Spirals in protoplanetary disks from photon travel time
M. Kama, P. Pinilla, A.N. Heays

TL;DR
This paper investigates how light travel time effects can create spiral and arc-shaped shadows in protoplanetary disks, offering a new explanation for observed spiral structures beyond traditional mechanisms.
Contribution
It introduces a novel model showing that light travel time delays can produce spiral shadows, providing an alternative explanation for certain disk features.
Findings
Light travel time causes spiral-shaped shadows in disks.
The model fits a variety of observed shadow shapes.
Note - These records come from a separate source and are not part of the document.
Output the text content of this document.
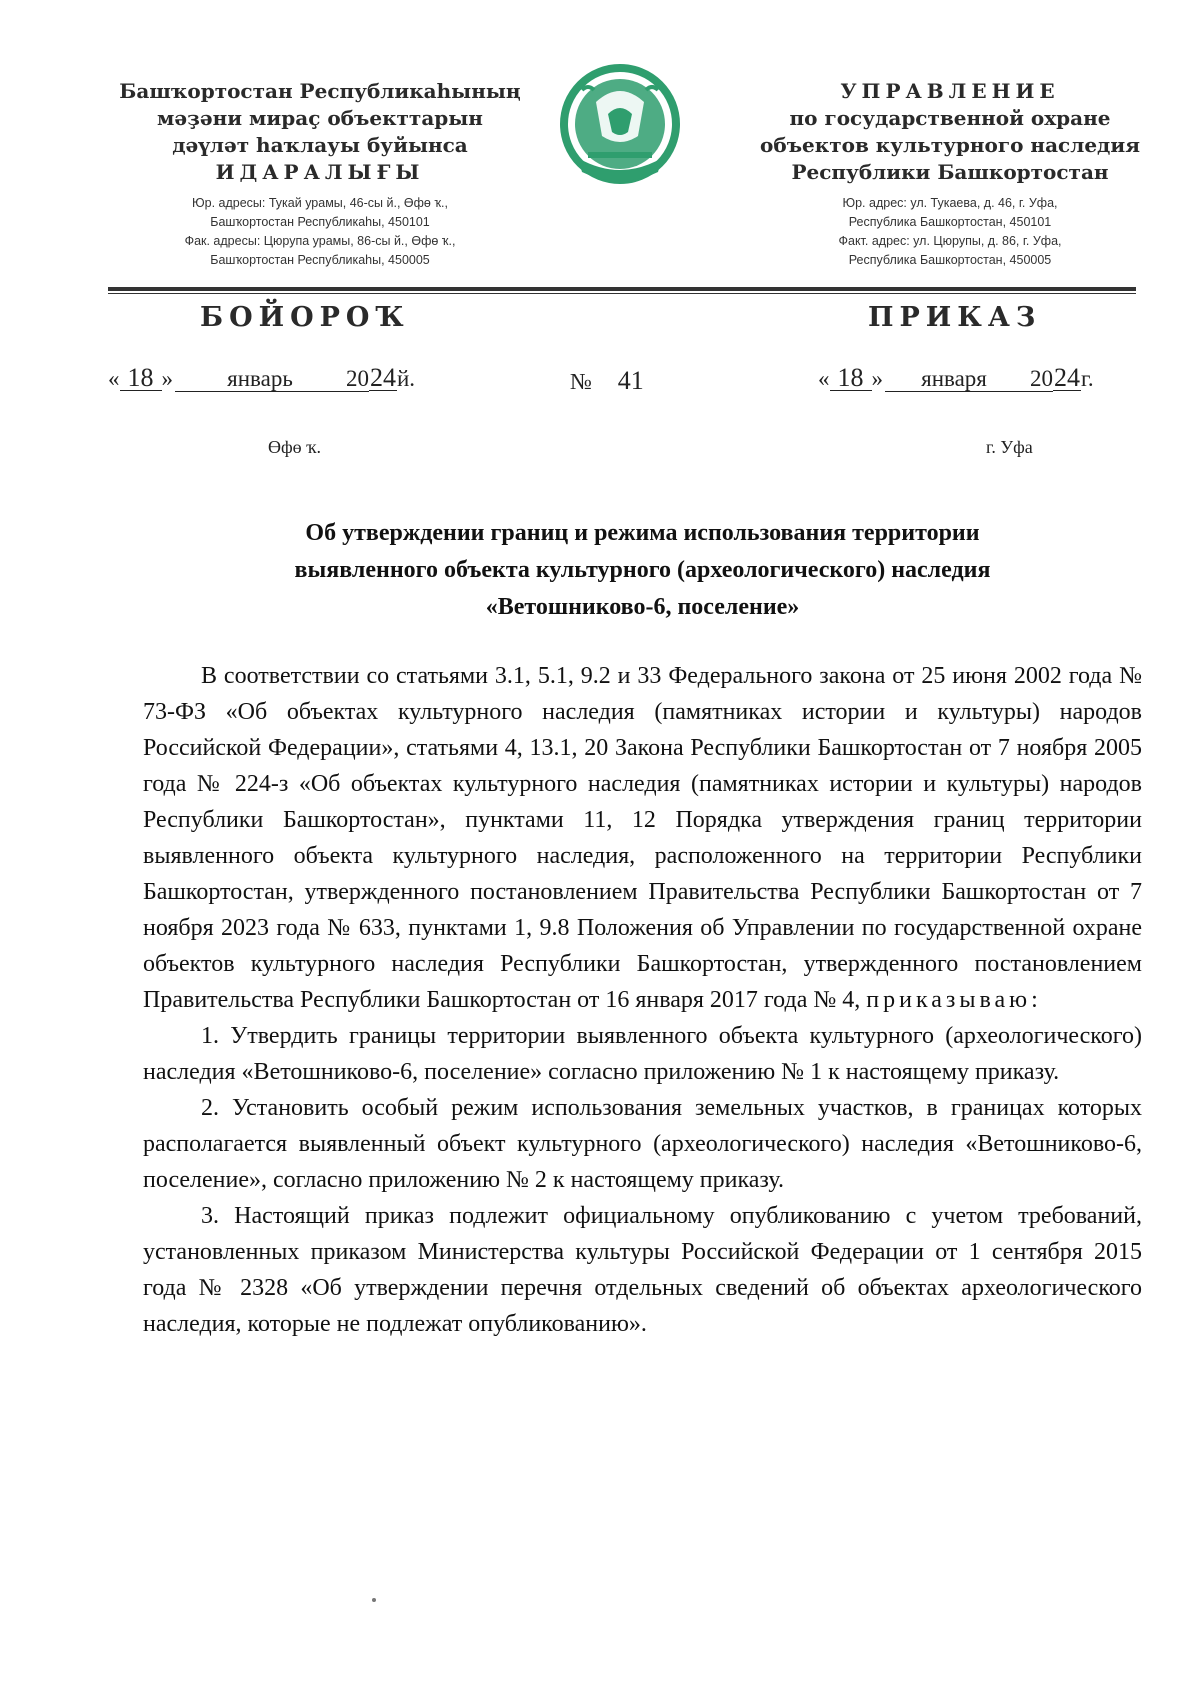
Башҡортостан Республикаһының
мәҙәни мираҫ объекттарын
дәүләт һаҡлауы буйынса
ИДАРАЛЫҒЫ
Юр. адресы: Тукай урамы, 46-сы й., Өфө ҡ.,
Башҡортостан Республикаһы, 450101
Фак. адресы: Цюрупа урамы, 86-сы й., Өфө ҡ.,
Башҡортостан Республикаһы, 450005
УПРАВЛЕНИЕ
по государственной охране
объектов культурного наследия
Республики Башкортостан
Юр. адрес: ул. Тукаева, д. 46, г. Уфа,
Республика Башкортостан, 450101
Факт. адрес: ул. Цюрупы, д. 86, г. Уфа,
Республика Башкортостан, 450005
БОЙОРОҠ	ПРИКАЗ
« 18 » январь 2024й.	№ 41	« 18 » января 2024г.
Өфө ҡ.	г. Уфа
Об утверждении границ и режима использования территории
выявленного объекта культурного (археологического) наследия
«Ветошниково-6, поселение»

В соответствии со статьями 3.1, 5.1, 9.2 и 33 Федерального закона от 25 июня 2002 года № 73-ФЗ «Об объектах культурного наследия (памятниках истории и культуры) народов Российской Федерации», статьями 4, 13.1, 20 Закона Республики Башкортостан от 7 ноября 2005 года № 224-з «Об объектах культурного наследия (памятниках истории и культуры) народов Республики Башкортостан», пунктами 11, 12 Порядка утверждения границ территории выявленного объекта культурного наследия, расположенного на территории Республики Башкортостан, утвержденного постановлением Правительства Республики Башкортостан от 7 ноября 2023 года № 633, пунктами 1, 9.8 Положения об Управлении по государственной охране объектов культурного наследия Республики Башкортостан, утвержденного постановлением Правительства Республики Башкортостан от 16 января 2017 года № 4, приказываю:

1. Утвердить границы территории выявленного объекта культурного (археологического) наследия «Ветошниково-6, поселение» согласно приложению № 1 к настоящему приказу.

2. Установить особый режим использования земельных участков, в границах которых располагается выявленный объект культурного (археологического) наследия «Ветошниково-6, поселение», согласно приложению № 2 к настоящему приказу.

3. Настоящий приказ подлежит официальному опубликованию с учетом требований, установленных приказом Министерства культуры Российской Федерации от 1 сентября 2015 года № 2328 «Об утверждении перечня отдельных сведений об объектах археологического наследия, которые не подлежат опубликованию».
Shadow shapes depend on disk inclination and flaring.
Abstract
Spiral structures are a common feature in scattered-light images of protoplanetary disks, and of great interest as possible tracers of the presence of planets. However, other mechanisms have been put foward to explain them, including self-gravity, disk-envelope interactions, and dead zone boundaries. These mechanisms explain many spirals very well, but are unable to easily account for very loosely wound spirals and single spiral arms. We study the effect of light travel time on the shape of a shadow cast by a clump orbiting close (within au) of the central star, where there can be significant orbital motion during the light travel time from the clump to the outer disk and then to the sky plane. This delay in light rays reaching the sky plane gives rise to a variety of spiral- and arc-shaped shadows, which we describe with a general fitting formula for a flared, inclined disk.